Yorum: Tehlikeli oyun
1 Haziran 2010"İsrail’in çıkarlarını kollarken hiç de hassas davranmadığı dünyanın malumudur. Meşru müdafaa gerekçesiyle insan haklarını ayaklar altına alıp savunmasız masum sivillere kanlı askeri yöntemlerle saldırabileceğini Gazze’ye yaptığı saldırılarla da kanıtlamıştı.
Bu bakımdan, hükümetten bağımsız olduğu söylenen bir Türk örgütünün Avrupalı eylemcilerin de desteğiyle neden böyle bir işe kalkıştığı, haklı bir sorudur. Beklendiği gibi, açıklanan hedeflerin hiçbirine ulaşılamadı. Ne İsrail’in deniz ablukası delinebildi ne de yardım malzemesi doğrudan Gazze’ye ulaştırılabildi. İsrail böyle bir eylemin gerektiğinde kuvvet kullanılarak durdurulacağını haftalar önce diplomatik kanallardan Türkiye’ye bildirmişti.
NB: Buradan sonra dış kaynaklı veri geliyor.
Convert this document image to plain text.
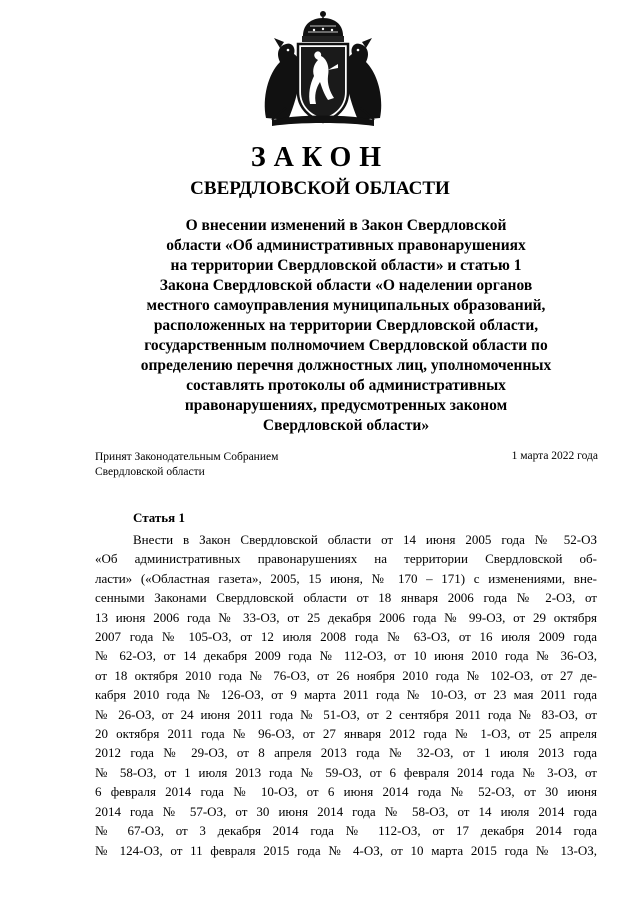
ЗАКОН
СВЕРДЛОВСКОЙ ОБЛАСТИ
О внесении изменений в Закон Свердловской
области «Об административных правонарушениях
на территории Свердловской области» и статью 1
Закона Свердловской области «О наделении органов
местного самоуправления муниципальных образований,
расположенных на территории Свердловской области,
государственным полномочием Свердловской области по
определению перечня должностных лиц, уполномоченных
составлять протоколы об административных
правонарушениях, предусмотренных законом
Свердловской области»
Принят Законодательным Собранием
Свердловской области
1 марта 2022 года
Статья 1
Внести в Закон Свердловской области от 14 июня 2005 года № 52-ОЗ
«Об административных правонарушениях на территории Свердловской об-
ласти» («Областная газета», 2005, 15 июня, № 170 – 171) с изменениями, вне-
сенными Законами Свердловской области от 18 января 2006 года № 2-ОЗ, от
13 июня 2006 года № 33-ОЗ, от 25 декабря 2006 года № 99-ОЗ, от 29 октября
2007 года № 105-ОЗ, от 12 июля 2008 года № 63-ОЗ, от 16 июля 2009 года
№ 62-ОЗ, от 14 декабря 2009 года № 112-ОЗ, от 10 июня 2010 года № 36-ОЗ,
от 18 октября 2010 года № 76-ОЗ, от 26 ноября 2010 года № 102-ОЗ, от 27 де-
кабря 2010 года № 126-ОЗ, от 9 марта 2011 года № 10-ОЗ, от 23 мая 2011 года
№ 26-ОЗ, от 24 июня 2011 года № 51-ОЗ, от 2 сентября 2011 года № 83-ОЗ, от
20 октября 2011 года № 96-ОЗ, от 27 января 2012 года № 1-ОЗ, от 25 апреля
2012 года № 29-ОЗ, от 8 апреля 2013 года № 32-ОЗ, от 1 июля 2013 года
№ 58-ОЗ, от 1 июля 2013 года № 59-ОЗ, от 6 февраля 2014 года № 3-ОЗ, от
6 февраля 2014 года № 10-ОЗ, от 6 июня 2014 года № 52-ОЗ, от 30 июня
2014 года № 57-ОЗ, от 30 июня 2014 года № 58-ОЗ, от 14 июля 2014 года
№ 67-ОЗ, от 3 декабря 2014 года № 112-ОЗ, от 17 декабря 2014 года
№ 124-ОЗ, от 11 февраля 2015 года № 4-ОЗ, от 10 марта 2015 года № 13-ОЗ,
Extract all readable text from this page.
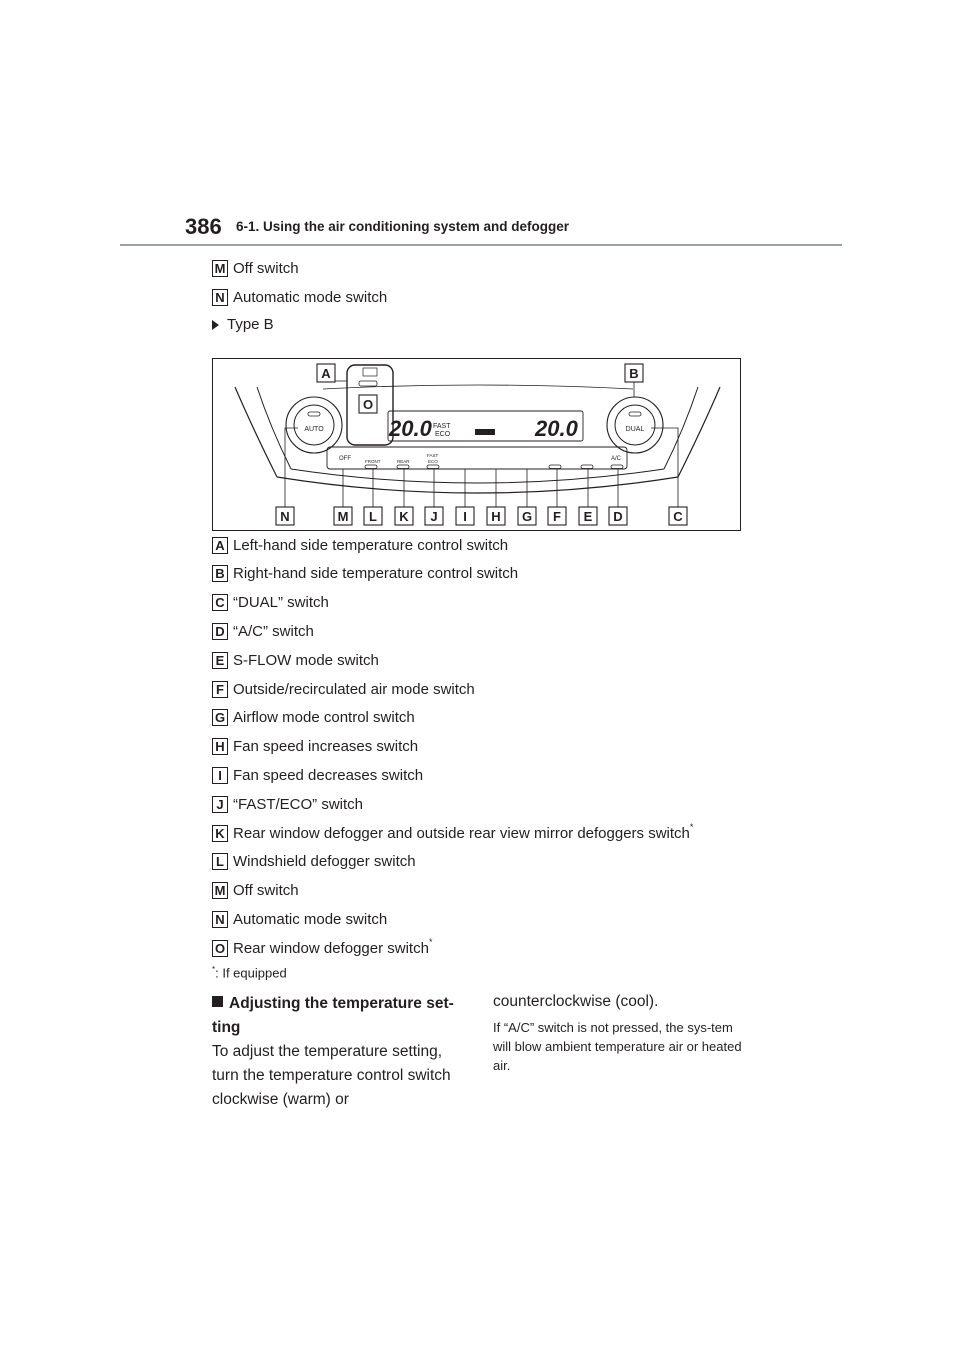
386 6-1. Using the air conditioning system and defogger
M Off switch
N Automatic mode switch
Type B
20.0 FAST
ECO	20.0
AUTO	DUAL
OFF	FRONT	REAR
FAST
ECO	A/C
A	B
O
N	M L K J I H G F E D	C
A Left-hand side temperature control switch
B Right-hand side temperature control switch
C “DUAL” switch
D “A/C” switch
E S-FLOW mode switch
F Outside/recirculated air mode switch
G Airflow mode control switch
H Fan speed increases switch
I Fan speed decreases switch
J “FAST/ECO” switch
K Rear window defogger and outside rear view mirror defoggers switch*
L Windshield defogger switch
M Off switch
N Automatic mode switch
O Rear window defogger switch*
*: If equipped
Adjusting the temperature set-ting
To adjust the temperature setting, turn the temperature control switch clockwise (warm) or
counterclockwise (cool).
If “A/C” switch is not pressed, the sys-tem will blow ambient temperature air or heated air.
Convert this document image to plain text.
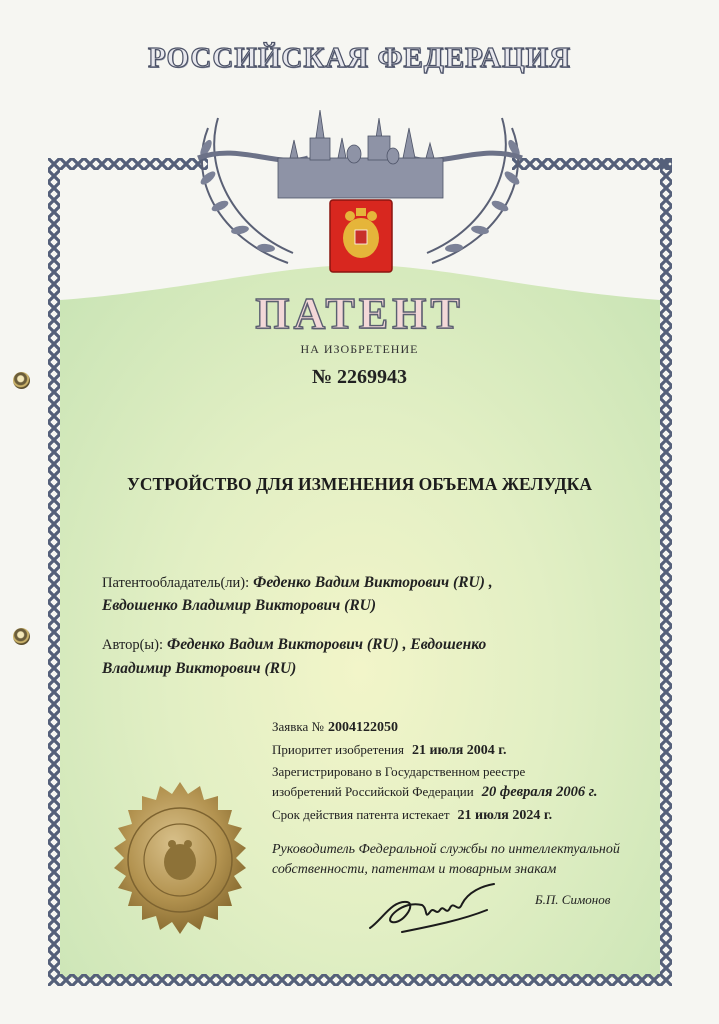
РОССИЙСКАЯ ФЕДЕРАЦИЯ
ПАТЕНТ
НА ИЗОБРЕТЕНИЕ
№ 2269943
УСТРОЙСТВО ДЛЯ ИЗМЕНЕНИЯ ОБЪЕМА ЖЕЛУДКА
Патентообладатель(ли): Феденко Вадим Викторович (RU) ,
Евдошенко Владимир Викторович (RU)
Автор(ы): Феденко Вадим Викторович (RU) , Евдошенко
Владимир Викторович (RU)
Заявка № 2004122050
Приоритет изобретения 21 июля 2004 г.
Зарегистрировано в Государственном реестре
изобретений Российской Федерации 20 февраля 2006 г.
Срок действия патента истекает 21 июля 2024 г.
Руководитель Федеральной службы по интеллектуальной
собственности, патентам и товарным знакам
Б.П. Симонов
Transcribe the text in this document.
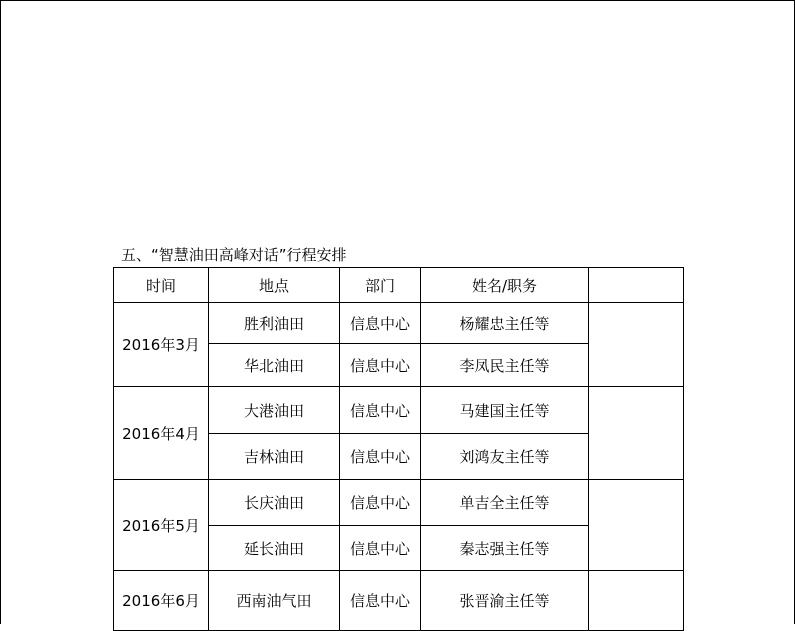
五、“智慧油田高峰对话”行程安排
时间	地点	部门	姓名/职务	
2016年3月	胜利油田	信息中心	杨耀忠主任等	
	华北油田	信息中心	李凤民主任等	
2016年4月	大港油田	信息中心	马建国主任等	
	吉林油田	信息中心	刘鸿友主任等	
2016年5月	长庆油田	信息中心	单吉全主任等	
	延长油田	信息中心	秦志强主任等	
2016年6月	西南油气田	信息中心	张晋渝主任等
İsrail tehdidini yerine getirip konvoyun en büyük gemisini devletler hukukuna aykırı olarak uluslararası sularda seyrederken zaptetti. Silah da kullandı, onca insan öldü, düzinelerle eylemci de yaralandı. Şimdi Türkiye Başbakanı Recep Tayyip Erdoğan, İsrail’e öfke kusmakla tehlikeli bir oyun oynamış oluyor.
Türkiye herhangi bir devlet değil. Yaklaşık 60 yıldır NATO üyesi. Batılı savunma ittifakının bir üyesi olarak barışı korumakla yükümlü. Türk diplomasisi son zamanlarda İran ile Batı arasındaki gerginliği nispeten yumuşatmayı ve İsrail ile Suriye arasında arabuluculuk yapmayı başarmış ve bunda inandırıcı da olmuştu. Ama Türkiye hafta başından bu yana Ortadoğu’daki İsrail aleyhtarı cephenin bir üyesidir. Bundan sonra yapacağı arabuluculuk çalışmalarındaki inandırıcılığına gölge düşmüştür.
Konvoydaki Türk gemisi, Türk ve Filistin bayraklarıyla donatılmıştı. Dünyaya bir Türk gemisinin İsrail askerleri tarafından zaptedildiği mesajı yayıldı. Türkiye’deki İsrail temsilcilikleri on binlerce gösterici tarafından kuşatıldı. Başbakan Erdoğan partisinin grup toplantısında da İsrail’e ateş püskürdü, İsrail’in cezalandırılması gerektiğini ve İsrail mezalimine göz yumanların insanlık suçuna ortak olacaklarını söyledi.
Ortadoğu, Kafkasya ya da Balkanların kalıcı barışa kavuşturulması için sarf edilen uluslararası çabalarda Türkiye’ye önemli rol düşmektedir. O nedenle Ortadoğu’nun demokratik yapılanmadan yoksun ve barış istemeyen devletlerinin çıkarlarına alet edilmemeye özen göstermelidir.
Türkiye’de sözlü gerginliğin daha da tırmandırılmaması uyarısında bulunanların sesi pek duyulmuyor. Erdoğan’ın tezleri Avrupa’yı hayrete düşürüyor. Yahudi aleyhtarlığını kınasa ve ülkesindeki Yahudi cemaatine güvenlik garantisi verse de İsrail nefreti Türkiye’yi sarmış bulunuyor.
Avrupa'dan gelen az sayıdaki makul açıklamadan biri de Almanya Federal Cumhuriyeti Meclis Dışişleri Komisyonu Başkanı Ruprecht Polenz’e aitti. Polenz, Alman Hrıstiyan Demokratları’na hakim olan görüşe tamamen zıt düşerek, dini ve kültürel nedenlerle reddetmek yerine, Türkiye’nin AB üyeliği yolunda cesaretlendirilmesi gerektiğini söyledi.
AB projesi başarısızlığa uğradığı takdirde Türkiye’nin hangi kampta yer alacağı, sorusunu yanıtlamak hafta başında kolaylaştı. AB'ye dış siyasi çıkarlarının selameti açısından verilebilecek öğüt, Türkiye’yi tam üyelik rotasında tutması olabilir."